The preconditions for a political order to achieve the co-operation of the peoples of Europe are clearly identified. Its essence: respect for national character, development of own economic resources, long-term economic treaties. Economic interdependence is endorsed by destiny. The economic unity of Europe is manifest.

Aren’t we talking about essentially a statist economy?

The new empowerment of the productive and creative power of the individual is grounded in the community, the creation of a uniform economic understanding and attitude, the allocation of decisive tasks through the political leadership… Apart from this, the economy is free and self-responsible.

Don’t you think that the only major freedom remaining in individual states is that of running suicidal debts?

It has to be said that the debt is generally overstated compared to what it actually is. The arithmetical error runs on because differences in accounting periods, balances and balances in contra are not simultaneously taken into account.

That may be. But surely a monetary union inevitably presupposes the pooling of debt?

This task [of creating a single currency] is only possible if we first bring the European national economies into order…

But one can’t help noticing that the current austerity measures, feeble as they are, are causing unrest among people used to getting something for nothing.

Such a fundamental economic belief demands a social conscience. The people of Europe must and can demand social responsibility and consciousness from their state leadership in the realisation of the new economic order.

You seem to be suggesting that social responsibility may have to come at a cost to prosperity.

The new European economy will have to consider as its first task the fulfilment of its social obligations.

Thank you, Mr…

Well, replacing the ellipsis with the interviewee’s name would be telling, wouldn’t it? You still haven’t had the chance to guess who he was.

In the good, if recent, tradition of British education, I’ll give you a multiple choice. Was it a) José Manuel Barroso, b) Jacques Delors? c) Jacques Santer? d) Romano Prodi? e) Jean-Claude Juncker?

The interviewee could have been any one of those venerable gentlemen, but wasn’t. The correct answer is f) None of the above.

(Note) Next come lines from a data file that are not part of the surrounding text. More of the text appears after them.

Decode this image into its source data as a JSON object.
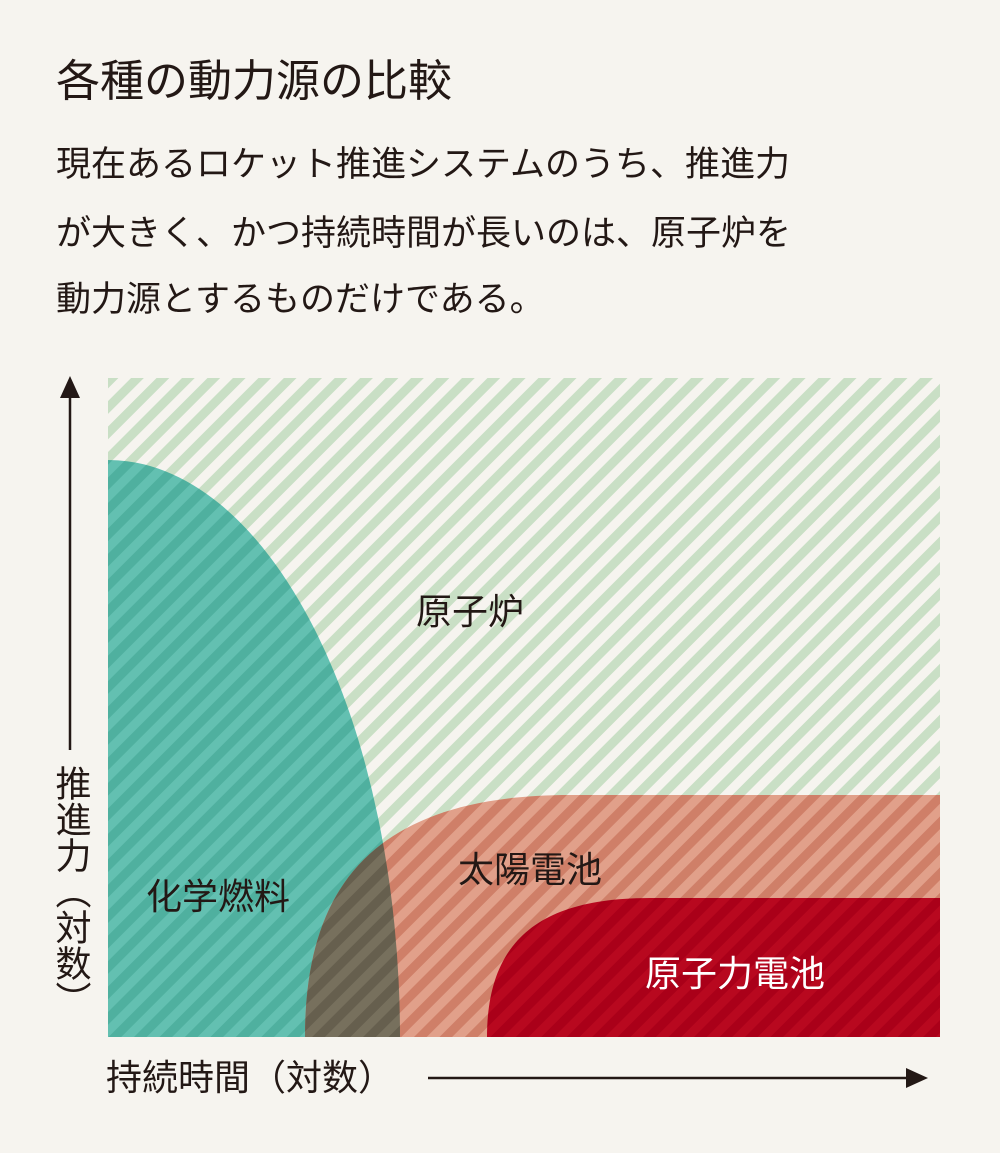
{
  "title": "各種の動力源の比較",
  "description": [
    "現在あるロケット推進システムのうち、推進力",
    "が大きく、かつ持続時間が長いのは、原子炉を",
    "動力源とするものだけである。"
  ],
  "regions": {
    "reactor": "原子炉",
    "chemical": "化学燃料",
    "solar": "太陽電池",
    "rtg": "原子力電池"
  },
  "axes": {
    "y": "推進力（対数）",
    "x": "持続時間（対数）"
  }
}
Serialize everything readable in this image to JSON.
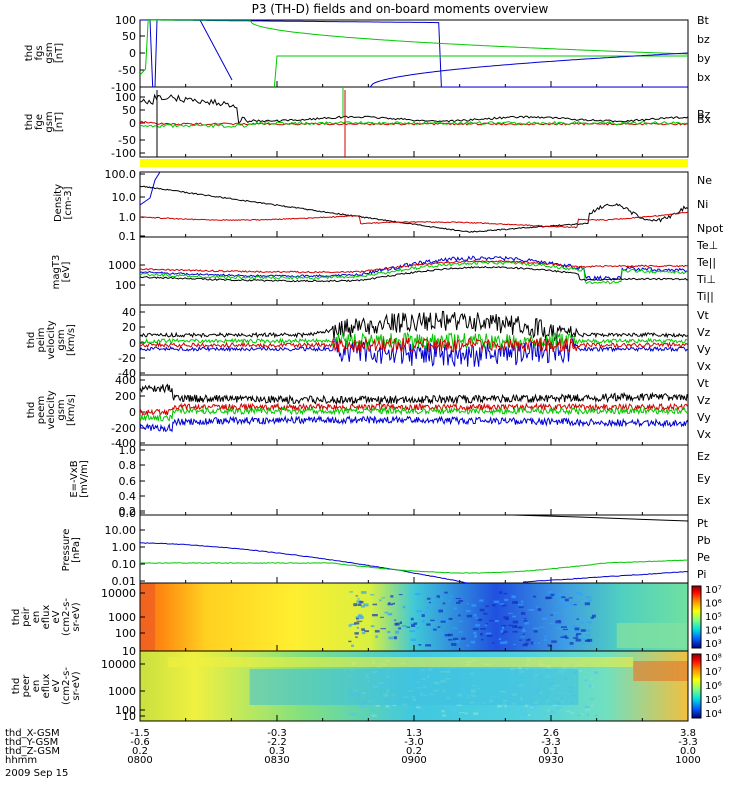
{
  "title": "P3 (TH-D) fields and on-board moments overview",
  "colors": {
    "black": "#000000",
    "red": "#d20000",
    "green": "#00c800",
    "blue": "#0000d2",
    "yellow": "#ffff00"
  },
  "chart_data": [
    {
      "type": "line",
      "panel": "fgs",
      "ylabel": [
        "thd",
        "fgs",
        "gsm",
        "[nT]"
      ],
      "ylim": [
        -100,
        100
      ],
      "ytick_labels": [
        "100",
        "50",
        "0",
        "-50",
        "-100"
      ],
      "legend": [
        {
          "name": "Bt",
          "color": "black"
        },
        {
          "name": "bz",
          "color": "red"
        },
        {
          "name": "by",
          "color": "green"
        },
        {
          "name": "bx",
          "color": "blue"
        }
      ]
    },
    {
      "type": "line",
      "panel": "fge",
      "ylabel": [
        "thd",
        "fge",
        "gsm",
        "[nT]"
      ],
      "ylim": [
        -120,
        120
      ],
      "ytick_labels": [
        "100",
        "50",
        "0",
        "-50",
        "-100"
      ],
      "legend": [
        {
          "name": "Bz",
          "color": "#8b4513"
        },
        {
          "name": "Bx",
          "color": "green"
        }
      ]
    },
    {
      "type": "line",
      "panel": "density",
      "log_scale": true,
      "ylabel": [
        "Density",
        "[cm-3]"
      ],
      "ytick_labels": [
        "100.0",
        "10.0",
        "1.0",
        "0.1"
      ],
      "legend": [
        {
          "name": "Ne",
          "color": "red"
        },
        {
          "name": "Ni",
          "color": "black"
        },
        {
          "name": "Npot",
          "color": "blue"
        }
      ]
    },
    {
      "type": "line",
      "panel": "temperature",
      "log_scale": true,
      "ylabel": [
        "magT3",
        "[eV]"
      ],
      "ytick_labels": [
        "1000",
        "100"
      ],
      "legend": [
        {
          "name": "Te⊥",
          "color": "red"
        },
        {
          "name": "Te||",
          "color": "black"
        },
        {
          "name": "Ti⊥",
          "color": "black"
        },
        {
          "name": "Ti||",
          "color": "green"
        }
      ]
    },
    {
      "type": "line",
      "panel": "peim velocity",
      "ylabel": [
        "thd",
        "peim",
        "velocity",
        "gsm",
        "[km/s]"
      ],
      "ylim": [
        -40,
        40
      ],
      "ytick_labels": [
        "40",
        "20",
        "0",
        "-20",
        "-40"
      ],
      "legend": [
        {
          "name": "Vt",
          "color": "black"
        },
        {
          "name": "Vz",
          "color": "red"
        },
        {
          "name": "Vy",
          "color": "green"
        },
        {
          "name": "Vx",
          "color": "blue"
        }
      ]
    },
    {
      "type": "line",
      "panel": "peem velocity",
      "ylabel": [
        "thd",
        "peem",
        "velocity",
        "gsm",
        "[km/s]"
      ],
      "ylim": [
        -400,
        400
      ],
      "ytick_labels": [
        "400",
        "200",
        "0",
        "-200",
        "-400"
      ],
      "legend": [
        {
          "name": "Vt",
          "color": "black"
        },
        {
          "name": "Vz",
          "color": "red"
        },
        {
          "name": "Vy",
          "color": "green"
        },
        {
          "name": "Vx",
          "color": "blue"
        }
      ]
    },
    {
      "type": "line",
      "panel": "efield",
      "ylabel": [
        "E=-VxB",
        "[mV/m]"
      ],
      "ylim": [
        0,
        1
      ],
      "ytick_labels": [
        "1.0",
        "0.8",
        "0.6",
        "0.4",
        "0.2",
        "0.0"
      ],
      "legend": [
        {
          "name": "Ez",
          "color": "red"
        },
        {
          "name": "Ey",
          "color": "green"
        },
        {
          "name": "Ex",
          "color": "blue"
        }
      ]
    },
    {
      "type": "line",
      "panel": "pressure",
      "log_scale": true,
      "ylabel": [
        "Pressure",
        "[nPa]"
      ],
      "ytick_labels": [
        "10.00",
        "1.00",
        "0.10",
        "0.01"
      ],
      "legend": [
        {
          "name": "Pt",
          "color": "black"
        },
        {
          "name": "Pb",
          "color": "red"
        },
        {
          "name": "Pe",
          "color": "green"
        },
        {
          "name": "Pi",
          "color": "blue"
        }
      ]
    },
    {
      "type": "heatmap",
      "panel": "peir",
      "ylabel": [
        "thd",
        "peir",
        "en",
        "eflux",
        "eV",
        "(cm2-s-",
        "sr-eV)"
      ],
      "ytick_labels": [
        "10000",
        "1000",
        "100",
        "10"
      ],
      "colorbar_labels": [
        "10⁷",
        "10⁶",
        "10⁵",
        "10⁴",
        "10³"
      ]
    },
    {
      "type": "heatmap",
      "panel": "peer",
      "ylabel": [
        "thd",
        "peer",
        "en",
        "eflux",
        "eV",
        "(cm2-s-",
        "sr-eV)"
      ],
      "ytick_labels": [
        "10000",
        "1000",
        "100",
        "10"
      ],
      "colorbar_labels": [
        "10⁸",
        "10⁷",
        "10⁶",
        "10⁵",
        "10⁴"
      ]
    }
  ],
  "x_axis": {
    "rows": [
      {
        "label": "thd_X-GSM",
        "values": [
          "-1.5",
          "-0.3",
          "1.3",
          "2.6",
          "3.8"
        ]
      },
      {
        "label": "thd_Y-GSM",
        "values": [
          "-0.6",
          "-2.2",
          "-3.0",
          "-3.3",
          "-3.3"
        ]
      },
      {
        "label": "thd_Z-GSM",
        "values": [
          "0.2",
          "0.3",
          "0.2",
          "0.1",
          "0.0"
        ]
      },
      {
        "label": "hhmm",
        "values": [
          "0800",
          "0830",
          "0900",
          "0930",
          "1000"
        ]
      }
    ],
    "date": "2009 Sep 15"
  }
}
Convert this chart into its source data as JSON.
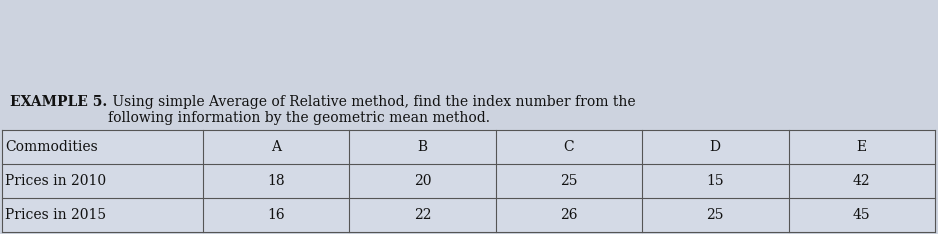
{
  "title_bold": "EXAMPLE 5.",
  "title_normal": " Using simple Average of Relative method, find the index number from the\nfollowing information by the geometric mean method.",
  "col_headers": [
    "Commodities",
    "A",
    "B",
    "C",
    "D",
    "E"
  ],
  "rows": [
    [
      "Prices in 2010",
      "18",
      "20",
      "25",
      "15",
      "42"
    ],
    [
      "Prices in 2015",
      "16",
      "22",
      "26",
      "25",
      "45"
    ]
  ],
  "bg_color": "#cdd3df",
  "table_bg": "#d4dae6",
  "text_color": "#111111",
  "border_color": "#555555",
  "title_fontsize": 10.0,
  "table_fontsize": 10.0,
  "fig_width": 9.38,
  "fig_height": 2.34
}
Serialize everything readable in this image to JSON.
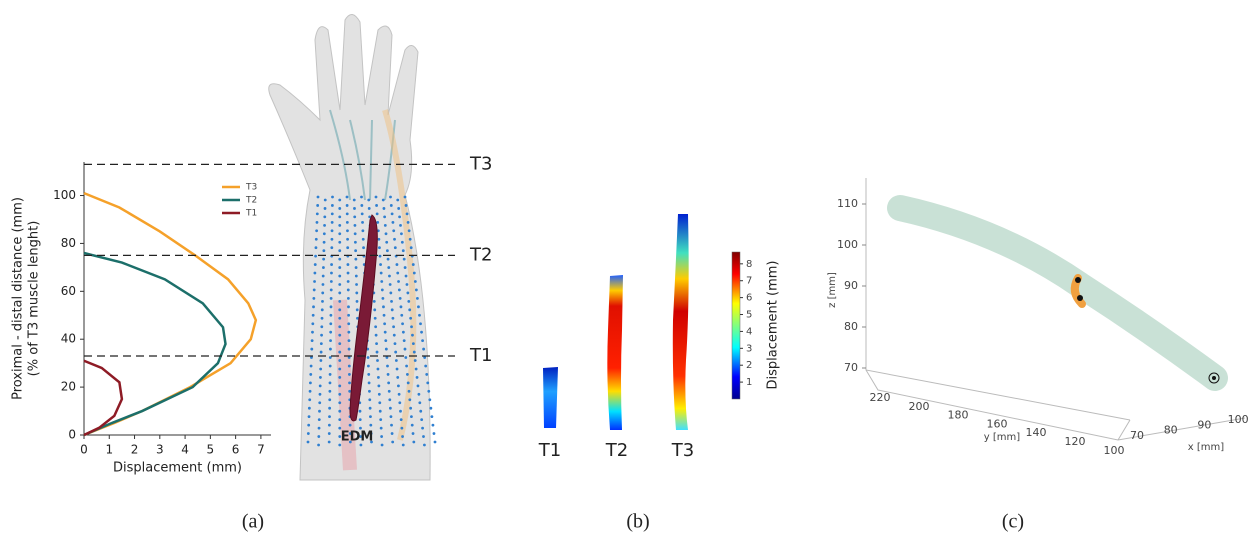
{
  "chart_data": {
    "type": "line",
    "xlabel": "Displacement (mm)",
    "ylabel": [
      "Proximal - distal distance (mm)",
      "(% of T3 muscle lenght)"
    ],
    "xlim": [
      0,
      7.4
    ],
    "xticks": [
      0,
      1,
      2,
      3,
      4,
      5,
      6,
      7
    ],
    "ylim": [
      0,
      114
    ],
    "yticks": [
      0,
      20,
      40,
      60,
      80,
      100
    ],
    "legend": "upper right",
    "series": [
      {
        "name": "T3",
        "color": "#f5a12a",
        "x": [
          0,
          1.4,
          3.0,
          4.4,
          5.7,
          6.5,
          6.8,
          6.6,
          5.8,
          4.2,
          2.3,
          1.2,
          0
        ],
        "values": [
          101,
          95,
          85,
          75,
          65,
          55,
          48,
          40,
          30,
          20,
          10,
          5,
          0
        ]
      },
      {
        "name": "T2",
        "color": "#1c6f6a",
        "x": [
          0,
          1.5,
          3.2,
          4.7,
          5.5,
          5.6,
          5.3,
          4.3,
          2.3,
          1.1,
          0
        ],
        "values": [
          76,
          72,
          65,
          55,
          45,
          38,
          30,
          20,
          10,
          5,
          0
        ]
      },
      {
        "name": "T1",
        "color": "#8e1b25",
        "x": [
          0,
          0.7,
          1.4,
          1.5,
          1.2,
          0.6,
          0
        ],
        "values": [
          31,
          28,
          22,
          15,
          8,
          3,
          0
        ]
      }
    ],
    "reference_lines": [
      {
        "label": "T3",
        "value": 113
      },
      {
        "label": "T2",
        "value": 75
      },
      {
        "label": "T1",
        "value": 33
      }
    ]
  },
  "forearm": {
    "label": "EDM"
  },
  "panel_b": {
    "shapes": [
      "T1",
      "T2",
      "T3"
    ],
    "colorbar_label": "Displacement (mm)",
    "colorbar_lim": [
      0,
      8.7
    ],
    "colorbar_ticks": [
      1,
      2,
      3,
      4,
      5,
      6,
      7,
      8
    ]
  },
  "panel_c": {
    "zlabel": "z [mm]",
    "zticks": [
      70,
      80,
      90,
      100,
      110
    ],
    "ylabel": "y [mm]",
    "yticks": [
      220,
      200,
      180,
      160,
      140,
      120,
      100
    ],
    "xlabel": "x [mm]",
    "xticks": [
      70,
      80,
      90,
      100
    ]
  },
  "captions": [
    "(a)",
    "(b)",
    "(c)"
  ]
}
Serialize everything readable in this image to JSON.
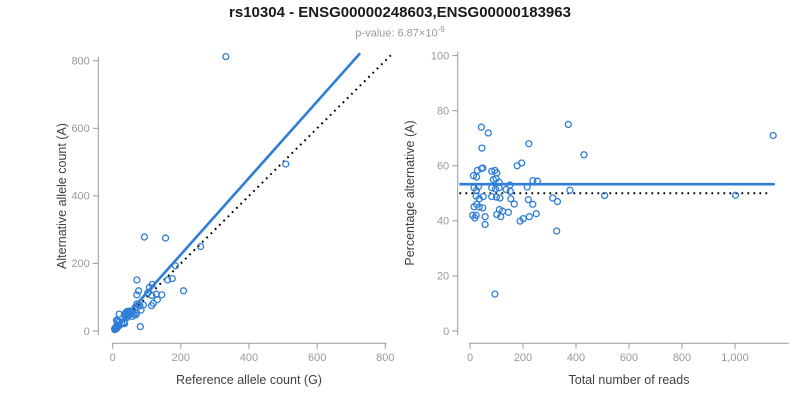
{
  "header": {
    "title": "rs10304 - ENSG00000248603,ENSG00000183963",
    "subtitle_prefix": "p-value: 6.87×10",
    "subtitle_exponent": "-9"
  },
  "colors": {
    "point": "#2f7ed8",
    "solid_line": "#2f7ed8",
    "dotted_line": "#000000",
    "axis_line": "#999999",
    "tick_label": "#999999",
    "axis_label": "#404040",
    "title": "#1a1a1a",
    "subtitle": "#999999"
  },
  "chart_data": [
    {
      "type": "scatter",
      "name": "allele-counts",
      "xlabel": "Reference allele count (G)",
      "ylabel": "Alternative allele count (A)",
      "xlim": [
        0,
        800
      ],
      "ylim": [
        0,
        800
      ],
      "xticks": [
        0,
        200,
        400,
        600,
        800
      ],
      "xtick_labels": [
        "0",
        "200",
        "400",
        "600",
        "800"
      ],
      "yticks": [
        0,
        200,
        400,
        600,
        800
      ],
      "ytick_labels": [
        "0",
        "200",
        "400",
        "600",
        "800"
      ],
      "grid": false,
      "points": {
        "x": [
          332,
          508,
          258,
          155,
          93,
          184,
          208,
          161,
          175,
          128,
          144,
          71,
          76,
          71,
          119,
          90,
          75,
          81,
          116,
          108,
          103,
          115,
          131,
          114,
          71,
          80,
          83,
          66,
          70,
          68,
          62,
          51,
          53,
          58,
          43,
          58,
          51,
          44,
          46,
          39,
          40,
          34,
          39,
          42,
          19,
          33,
          35,
          26,
          27,
          20,
          15,
          11,
          18,
          18,
          19,
          15,
          12,
          11,
          14,
          12,
          12,
          13,
          11,
          7,
          8,
          6,
          6
        ],
        "y": [
          812,
          494,
          250,
          275,
          278,
          193,
          119,
          151,
          155,
          109,
          107,
          151,
          119,
          107,
          82,
          77,
          77,
          13,
          138,
          129,
          113,
          105,
          93,
          75,
          80,
          74,
          62,
          70,
          53,
          48,
          49,
          59,
          57,
          55,
          58,
          43,
          49,
          54,
          50,
          55,
          48,
          48,
          43,
          40,
          50,
          24,
          22,
          24,
          21,
          28,
          30,
          32,
          26,
          17,
          16,
          17,
          16,
          14,
          12,
          12,
          11,
          10,
          7,
          8,
          7,
          7,
          4
        ]
      },
      "lines": [
        {
          "name": "regression-line",
          "style": "solid",
          "x1": 0,
          "y1": 0,
          "x2": 726,
          "y2": 822
        },
        {
          "name": "identity-line",
          "style": "dotted",
          "x1": 0,
          "y1": 0,
          "x2": 816,
          "y2": 816
        }
      ]
    },
    {
      "type": "scatter",
      "name": "percentage-vs-reads",
      "xlabel": "Total number of reads",
      "ylabel": "Percentage alternative (A)",
      "xlim": [
        0,
        1200
      ],
      "ylim": [
        0,
        100
      ],
      "xticks": [
        0,
        200,
        400,
        600,
        800,
        1000
      ],
      "xtick_labels": [
        "0",
        "200",
        "400",
        "600",
        "800",
        "1,000"
      ],
      "yticks": [
        0,
        20,
        40,
        60,
        80,
        100
      ],
      "ytick_labels": [
        "0",
        "20",
        "40",
        "60",
        "80",
        "100"
      ],
      "grid": false,
      "points": {
        "x": [
          1144,
          1002,
          508,
          430,
          371,
          377,
          327,
          312,
          330,
          237,
          250,
          222,
          195,
          178,
          201,
          167,
          152,
          94,
          254,
          237,
          216,
          220,
          224,
          189,
          151,
          154,
          145,
          136,
          123,
          116,
          111,
          110,
          110,
          113,
          101,
          101,
          100,
          98,
          96,
          94,
          88,
          82,
          82,
          82,
          69,
          57,
          57,
          50,
          48,
          48,
          45,
          43,
          44,
          35,
          35,
          32,
          28,
          25,
          25,
          24,
          23,
          23,
          18,
          15,
          15,
          13,
          10
        ],
        "y": [
          71.0,
          49.3,
          49.2,
          64.0,
          75.0,
          51.1,
          36.3,
          48.3,
          47.0,
          46.0,
          42.6,
          68.0,
          61.0,
          60.0,
          40.8,
          46.1,
          50.7,
          13.4,
          54.4,
          54.6,
          52.3,
          47.7,
          41.5,
          39.9,
          53.0,
          48.0,
          43.1,
          51.4,
          43.5,
          41.5,
          44.1,
          54.0,
          52.0,
          48.3,
          57.4,
          42.3,
          48.6,
          55.3,
          51.6,
          58.3,
          55.0,
          58.0,
          52.0,
          48.8,
          71.9,
          41.5,
          38.7,
          48.8,
          44.7,
          59.2,
          66.4,
          74.0,
          59.0,
          48.0,
          45.0,
          52.4,
          58.3,
          55.9,
          46.0,
          51.0,
          49.0,
          42.0,
          41.0,
          52.0,
          45.1,
          56.4,
          42.0
        ]
      },
      "lines": [
        {
          "name": "mean-percentage-line",
          "style": "solid",
          "x1": -40,
          "y1": 53.3,
          "x2": 1150,
          "y2": 53.3
        },
        {
          "name": "fifty-percent-line",
          "style": "dotted",
          "x1": -40,
          "y1": 50,
          "x2": 1125,
          "y2": 50
        }
      ]
    }
  ]
}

Every reply to my imaginary questions came from a speech delivered in 1942 by Walther Funk, Hitler’s Economy Minister. Herr Funk spoke from the heart about the EEC, Europäische Wirtschaftsgemeinschaft for short.

In pursuit of his high-minded ideals Herr Funk indulged in certain peccadilloes that eventually earned him a life sentence at Nuremberg, with a hangman’s noose a distinct possibility until the last moment. But his words still resonate in a modern context.

Each one bears an uncanny resemblance to the language of every formative document of the EU. Such likeness of words must betoken at least partial, if not yet total, similarity of principle and purpose. Suffice it to say that the glittering prize Herr Funk saw in his mind’s eye, a federal Europe dominated by Germany, is a whisker away from becoming a reality.

It’s true that some of the trappings of the Third Reich, those revolving around mass murder, are so far absent from the everyday practices of the EU. However, much too often, when talking about either Reich, people concentrate on the consequences of the founding principles, rather than the principles themselves. Far be it from me to suggest that these are identical in the EU dominated by today’s Germany and wartime Europe dominated by Nazi Germany. Yet it takes a blind man, or else Lord Heseltine, not to realise that they’re remarkably similar.

That was the gist of the remarks Boris Johnson made the other day, those Lord Heseltine called ‘obscene’. I’d call them factual (decorum prevents me from telling you what I’d call Lord Heseltine). And if you don’t believe me, talk to the spirit of Walther Funk.